What does this mean in simple terms?

Simply put, anything that can be reported can be integrated with Google's new Universal Analytics.  Offline transactions can be included with your website Analytics making it easier to make a comparison of where exactly your advertising is most effective.  This means you can now track information such as the number of App downloads, devices used to access an app.  This will ensure that you're developing the right devices.

Onsite Tracking:
The traditional cookie used for tracking online activity has been replaced.  Google will now use unique universal tracking ID's for each property.  This is more reliable and will enable webmasters to track a person’s behaviour from the moment they first visit a website until you decide.  By creating your own User ID's, you will be able to track visitors across multiple devices, from desktop to tablet or mobile.  This has to be declared in your privacy policy however, informing visitors that you are tracking their activity.

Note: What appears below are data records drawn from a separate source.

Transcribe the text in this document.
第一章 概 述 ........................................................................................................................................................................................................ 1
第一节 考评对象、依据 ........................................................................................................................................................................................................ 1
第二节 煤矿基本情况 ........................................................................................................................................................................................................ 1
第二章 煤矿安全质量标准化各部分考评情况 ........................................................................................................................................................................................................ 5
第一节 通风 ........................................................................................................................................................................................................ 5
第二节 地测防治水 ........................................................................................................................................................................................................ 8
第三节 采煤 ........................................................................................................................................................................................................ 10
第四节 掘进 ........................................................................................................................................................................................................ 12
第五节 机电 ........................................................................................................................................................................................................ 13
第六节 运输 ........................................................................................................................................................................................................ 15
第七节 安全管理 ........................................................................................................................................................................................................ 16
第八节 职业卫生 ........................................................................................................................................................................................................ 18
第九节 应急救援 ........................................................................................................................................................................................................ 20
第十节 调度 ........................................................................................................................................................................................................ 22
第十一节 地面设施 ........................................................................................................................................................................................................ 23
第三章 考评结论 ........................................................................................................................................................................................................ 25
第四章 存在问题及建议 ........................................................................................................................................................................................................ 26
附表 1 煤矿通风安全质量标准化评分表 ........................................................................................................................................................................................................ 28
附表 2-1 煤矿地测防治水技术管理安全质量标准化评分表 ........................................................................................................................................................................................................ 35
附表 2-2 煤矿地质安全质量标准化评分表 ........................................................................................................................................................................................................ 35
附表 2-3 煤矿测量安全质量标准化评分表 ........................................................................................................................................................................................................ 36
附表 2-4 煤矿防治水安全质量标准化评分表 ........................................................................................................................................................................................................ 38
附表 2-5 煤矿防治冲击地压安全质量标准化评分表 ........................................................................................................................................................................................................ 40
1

Universal Analytics now offers custom definitions of a traffic sources, webmasters can now determine what should be considered a search engine or referral, or in the case of branded search terms what can be considered non-organic search traffic.  Some referring websites can be excluded

"Sources" has been changed to "Acquisition" with social media networks now recognised as their own medium of traffic.  This makes it a lot easier to measure the effectiveness of your social media efforts, setting up goals specific to visitors from the various social channels.

Possibly an overlooked and seemingly minor change, visits and visitors have been changed to sessions.  This is a much more accurate representation of what a visitor actually is.  Each visitor forms a session which is based on specific time frame.  By default, any inactivity on a website for any period longer than 30 minutes results in a new session being recorded.  If a visitor was to visit a website but then leave their computer for a period exceeding 30 minutes then resume browsing the website they would be recorded as a new session.  This helps improve the overall accuracy of onsite tracking.

We have also reported in the past that there is no form of analytics that is 100% accurate.  It has been noticeable that there are changes in the way the new Universal Analytics tracks onsite activity compared to the older Google Analytics.  While we do expect some discrepancies to creep in between the two types of Analytics (they use totally different tracking methods), we do expect to still be able to accurately follow onsite activity and predict certain trends.

Moving forward we will be able to better segment traffic and report on the effectiveness of the various channels on offer.  Universal Analytics will be pivotal to making informed marketing decisions.